Regarding Henry is at its best when Henry uses his second chance at life in the ways most people would hope to: as an opportunity to spend less time at work and more with loved ones, and to be a better parent, spouse, and human. Bening’s performance moved me as her character realizes that she loves the person Henry has become in spite of who he was before. That said, the movie oversimplifies complex situations, emotions, and relationships. Regarding Henry “aims without apology for easy emotional payoffs,” as the great film critic Roger Ebert wrote in his 1991 review.
But now, decades later, we can watch Regarding Henry ironically and in hindsight. Remember those unintended easter eggs? Watch for John Leguizamo as the bodega shooter. Consider the coincidence of Bening’s character sharing the same first name as Linda Hamilton’s in T2 and Terminator. Debate whether Sarah and Henry’s daughter Rachel is infantilized or parentified, or play a drinking game where you take a shot each time Rachel appears with a sweater or sweatshirt tied around her waist. Once you’re tipsy, hypothesize why. Or find clues revealing the movie’s casual sexism, including use of a Wallis Simpson-like character to represent the evils of high-society affluence and embodying the late-twentieth-century stereotype of the mannish career woman in Henry’s affair partner.

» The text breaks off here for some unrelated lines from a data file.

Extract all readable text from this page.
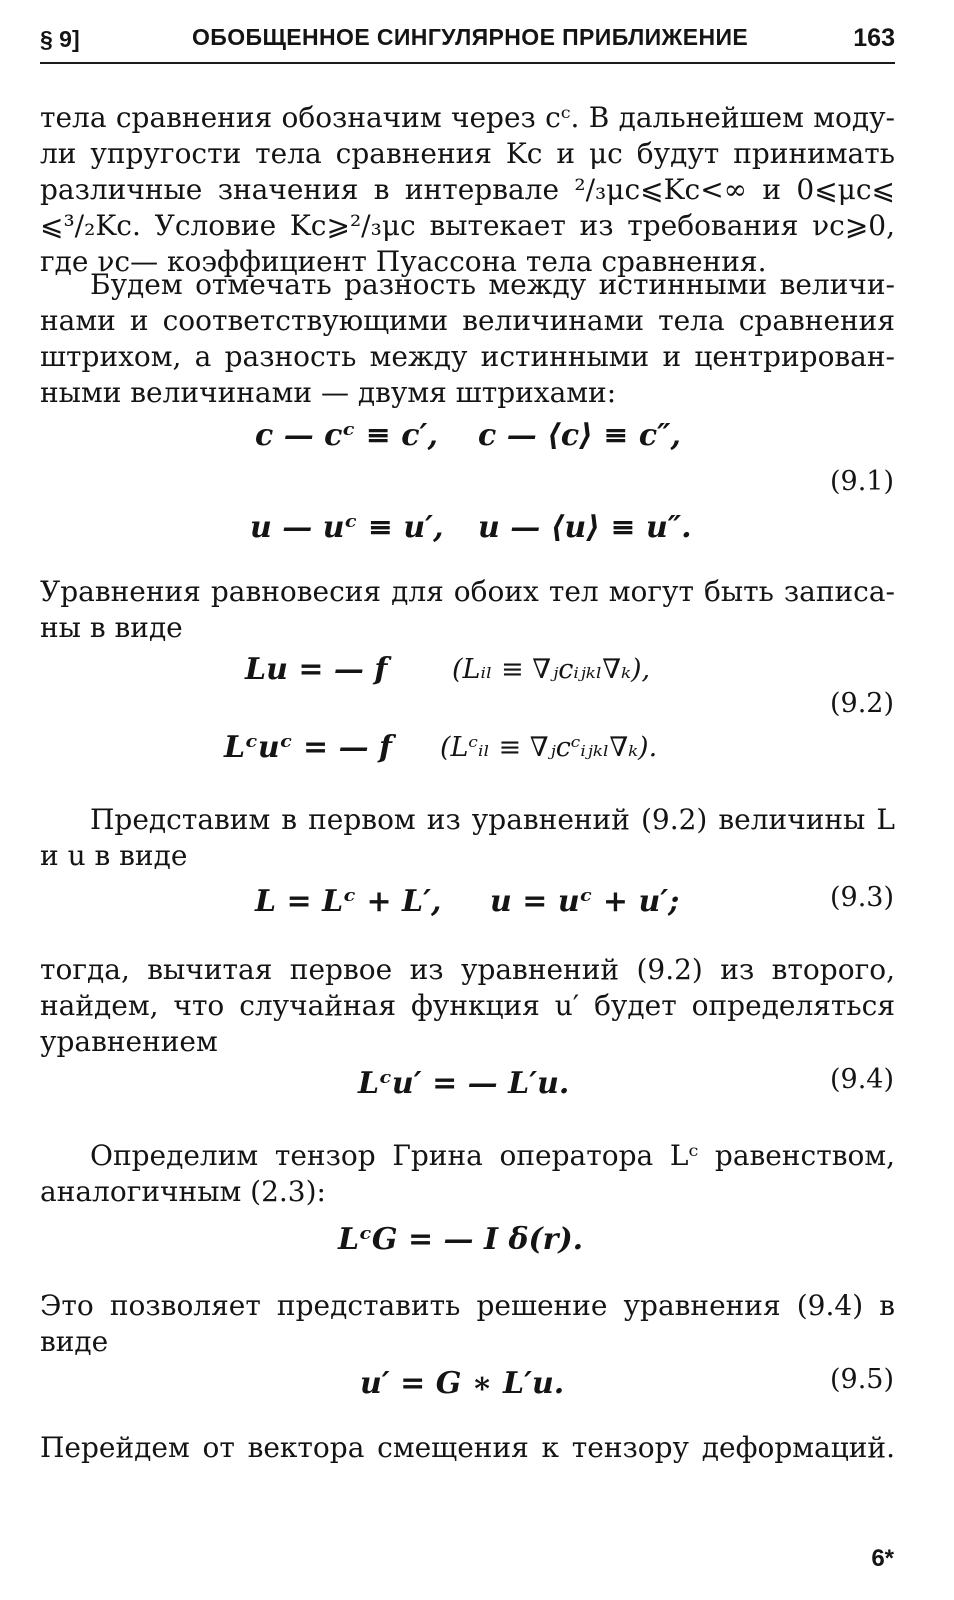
§ 9]	ОБОБЩЕННОЕ СИНГУЛЯРНОЕ ПРИБЛИЖЕНИЕ	163
тела сравнения обозначим через cᶜ. В дальнейшем моду-
ли упругости тела сравнения Kс и μс будут принимать
различные значения в интервале ²/₃μс⩽Kс<∞ и 0⩽μс⩽
⩽³/₂Kс. Условие Kс⩾²/₃μс вытекает из требования νс⩾0,
где νс— коэффициент Пуассона тела сравнения.
Будем отмечать разность между истинными величи-
нами и соответствующими величинами тела сравнения
штрихом, а разность между истинными и центрирован-
ными величинами — двумя штрихами:
c — cᶜ ≡ c′, c — ⟨c⟩ ≡ c″,
(9.1)
u — uᶜ ≡ u′, u — ⟨u⟩ ≡ u″.
Уравнения равновесия для обоих тел могут быть записа-
ны в виде
Lu = — f (Lᵢₗ ≡ ∇ⱼcᵢⱼₖₗ∇ₖ),
(9.2)
Lᶜuᶜ = — f (Lᶜᵢₗ ≡ ∇ⱼcᶜᵢⱼₖₗ∇ₖ).
Представим в первом из уравнений (9.2) величины L
и u в виде
L = Lᶜ + L′, u = uᶜ + u′;	(9.3)
тогда, вычитая первое из уравнений (9.2) из второго,
найдем, что случайная функция u′ будет определяться
уравнением
Lᶜu′ = — L′u.	(9.4)
Определим тензор Грина оператора Lᶜ равенством,
аналогичным (2.3):
LᶜG = — I δ(r).
Это позволяет представить решение уравнения (9.4) в
виде
u′ = G ∗ L′u.	(9.5)
Перейдем от вектора смещения к тензору деформаций.
6*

Regarding Henry may stumble through the intersection of relationships, gender, work, and identity, but it does criticize a kind of toxic masculinity in “Before” Henry. Sniff carefully and you will catch a whiff of Patrick Bateman in Henry Turner – American Psycho was published in ‘91. “After” Henry poses an alternative to this kind of masculinity, though. In the end, Regarding Henry is a movie very much of its time that is also worth watching.